23 April 2024 |

By Tracey Wallace

In my daily scroll through Instagram this week, I came across this post from the New York Times. 

It’s a chart of the publications each of the jurors in Trump’s New York trial read. And in my personal opinion, the NYT couldn’t have produced a better ad if they’d tried. 

The most common publication read by all the jurors, whose news intake ranges from absolutely nothing, to MSNBC, to the Truth Network itself, is the New York Times. 

This suggests that if you read the news, you pay attention to what the New York Times says whether or not you agree with their take, or so this sample size of New Yorkers suggest (to be fair, they are all New Yorkers, so it could be a regional take). 

That is one heck of a network effect. 

A network effect, as defined by Harvard Business Review, refers to any situation in which the value of a product, service, or platform depends on the number of buyers, sellers, or users who leverage it. Typically, the greater the number of buyers, sellers, or users, the greater the network effect—and the greater the value created by the offering. 

eBay, Etsy, Amazon, Facebook, Instagram––they all have network effects. The more of us that use them, the more value they all give us, merely because so many others are using it. 

For the New York Times, their network effect seems to be that everyone else is reading them. 

Now, I was already thinking about that Instagram post when the Napkin Math newsletter from Evan Armstrong hit my inbox. 

One of the lines said this:

The point of distribution hacks is to cheaply acquire customers and get network effects going as quickly as possible.

There it was. Distribution. The one thing content needs to gain traction. Whether it be through SEO or zero-click posts on social media. Whatever your flavor of distribution is, you need it so that people see what you made and you can track that back to engagement, and ideally revenue. 

But here was something I hadn’t thought of quite yet: the point of distribution is ultimately to speed up the network effect. 

I don’t think a single content marketing team I’ve ever worked on has thought about network effects. Our goal is to sell the product, to build thought leadership, to drive leads.

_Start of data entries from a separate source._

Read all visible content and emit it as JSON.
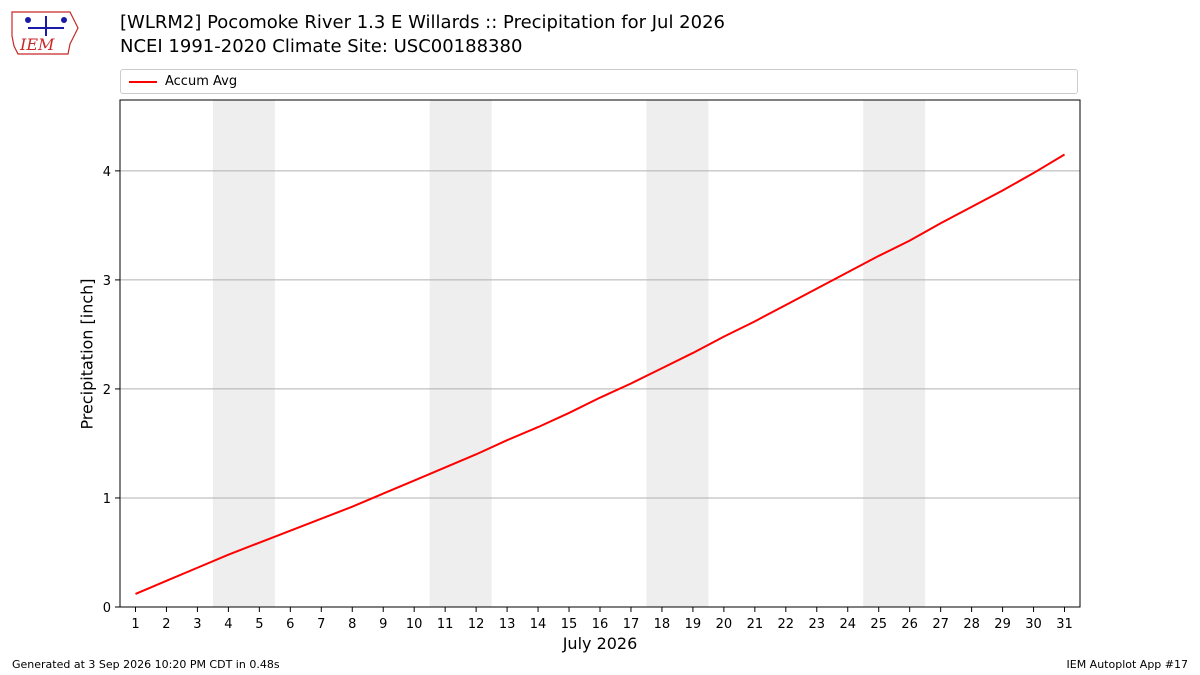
{
  "logo": {
    "text": "IEM",
    "icon": "iem-iowa-logo"
  },
  "title": {
    "line1": "[WLRM2] Pocomoke River 1.3 E Willards :: Precipitation for Jul 2026",
    "line2": "NCEI 1991-2020 Climate Site: USC00188380"
  },
  "footer": {
    "left": "Generated at 3 Sep 2026 10:20 PM CDT in 0.48s",
    "right": "IEM Autoplot App #17"
  },
  "colors": {
    "line": "#ff0000",
    "weekend_band": "#eeeeee",
    "grid": "#b0b0b0"
  },
  "chart_data": {
    "type": "line",
    "xlabel": "July 2026",
    "ylabel": "Precipitation [inch]",
    "legend": {
      "placement": "top",
      "entries": [
        "Accum Avg"
      ]
    },
    "grid": {
      "y": true,
      "x": false
    },
    "ylim": [
      0,
      4.65
    ],
    "xlim": [
      0.5,
      31.5
    ],
    "yticks": [
      0,
      1,
      2,
      3,
      4
    ],
    "x": [
      1,
      2,
      3,
      4,
      5,
      6,
      7,
      8,
      9,
      10,
      11,
      12,
      13,
      14,
      15,
      16,
      17,
      18,
      19,
      20,
      21,
      22,
      23,
      24,
      25,
      26,
      27,
      28,
      29,
      30,
      31
    ],
    "series": [
      {
        "name": "Accum Avg",
        "values": [
          0.12,
          0.24,
          0.36,
          0.48,
          0.59,
          0.7,
          0.81,
          0.92,
          1.04,
          1.16,
          1.28,
          1.4,
          1.53,
          1.65,
          1.78,
          1.92,
          2.05,
          2.19,
          2.33,
          2.48,
          2.62,
          2.77,
          2.92,
          3.07,
          3.22,
          3.36,
          3.52,
          3.67,
          3.82,
          3.98,
          4.15
        ]
      }
    ],
    "shaded_day_ranges": [
      [
        4,
        5
      ],
      [
        11,
        12
      ],
      [
        18,
        19
      ],
      [
        25,
        26
      ]
    ]
  }
}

And as we all know, it often feels like a self-built hamster wheel that turns ever faster each quarter. 

What would it look like if we were to create a network effect? 

What is a network effect for a content marketing team?

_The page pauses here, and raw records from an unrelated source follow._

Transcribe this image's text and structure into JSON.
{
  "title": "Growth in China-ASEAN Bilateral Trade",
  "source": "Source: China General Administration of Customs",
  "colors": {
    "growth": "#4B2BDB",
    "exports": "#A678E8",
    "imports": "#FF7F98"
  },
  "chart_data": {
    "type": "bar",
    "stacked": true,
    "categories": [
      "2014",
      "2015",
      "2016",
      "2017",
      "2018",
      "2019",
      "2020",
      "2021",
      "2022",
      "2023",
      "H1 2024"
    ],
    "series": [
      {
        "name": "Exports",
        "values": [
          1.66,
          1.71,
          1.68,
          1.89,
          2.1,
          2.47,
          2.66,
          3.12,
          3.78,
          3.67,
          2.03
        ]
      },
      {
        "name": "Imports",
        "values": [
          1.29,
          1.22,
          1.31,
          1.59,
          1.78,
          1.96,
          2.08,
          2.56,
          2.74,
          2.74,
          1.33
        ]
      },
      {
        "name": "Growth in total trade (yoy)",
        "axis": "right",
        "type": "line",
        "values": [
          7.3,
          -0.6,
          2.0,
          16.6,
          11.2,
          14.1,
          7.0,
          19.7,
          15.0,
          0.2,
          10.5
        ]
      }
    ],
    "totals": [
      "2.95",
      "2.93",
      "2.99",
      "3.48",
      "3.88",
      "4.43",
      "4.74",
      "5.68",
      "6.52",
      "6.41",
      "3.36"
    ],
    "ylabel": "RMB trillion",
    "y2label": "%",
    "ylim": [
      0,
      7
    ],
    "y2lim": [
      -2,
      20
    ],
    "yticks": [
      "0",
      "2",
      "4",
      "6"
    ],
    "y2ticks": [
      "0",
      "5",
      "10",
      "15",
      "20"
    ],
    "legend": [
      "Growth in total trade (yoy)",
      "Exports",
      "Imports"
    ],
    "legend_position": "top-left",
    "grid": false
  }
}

The more I thought about this, the more I’ve come to think that the answer is community. 

Think about it: Before the modern blogs we know today, blog comment sections were wild––a precursor if you will to the great and terrible that is social media. 

In fact, the very first publication I worked at outside of college became so well-known because it had first started as a community forum. Unanswered questions from that forum turned into blog posts, with a clear distribution outlet within the community itself. 

That was NaturallyCurly, which was later acquired by Essence. When I left NC to go to Elle.com, I learned very quickly how important that community was. Elle received hardly any of the traffic NaturallyCurly did –– and there was no way to hack it. Sure, Elle had a massive social following and a great brand name. But few people were coming to the site (like, tens of thousands at most a month), whereas NaturallyCurly was generating millions of sessions a month. 

Even now, so much of the content marketing quality standard is defined as “create something that gets shared in a Slack channel.” Or, in other words, create something that gets shared in a community. 

Or, research to see what folks are saying and asking on Reddit, and create content that answers their needs. In other words, look to a community to see what will resonate and what will be needed, and base your blog topics on that. 

Blogs used to be an epicenter of community. Just look at Glossier, which started as a blog––Into the Gloss––and turned now into one of the bigger DTC beauty companies in the industry, built on its community. 

What are we focusing so much attention on distribution for if we aren’t building a network effect opportunity where that traffic lands? 

No wonder we feel so stuck on a hamster wheel. A blog’s natural flywheel has been reallocated to other channels: third-party forums, Slacks, social media. And all of them are only interested in keeping traffic on their own sites, encouraging folks to blog (tumblr-style) there––rather than lean into content elsewhere. 

I don’t have any answers here, but as SEO algorithms change, and demand gen budgets grow, I am finding myself rethinking the purpose of “blog,” and y’all––I think we’ve extinguished the network effect that made the term so popular to begin with. 

And we should bring it back––starting, perhaps, by turning our comment sections back on.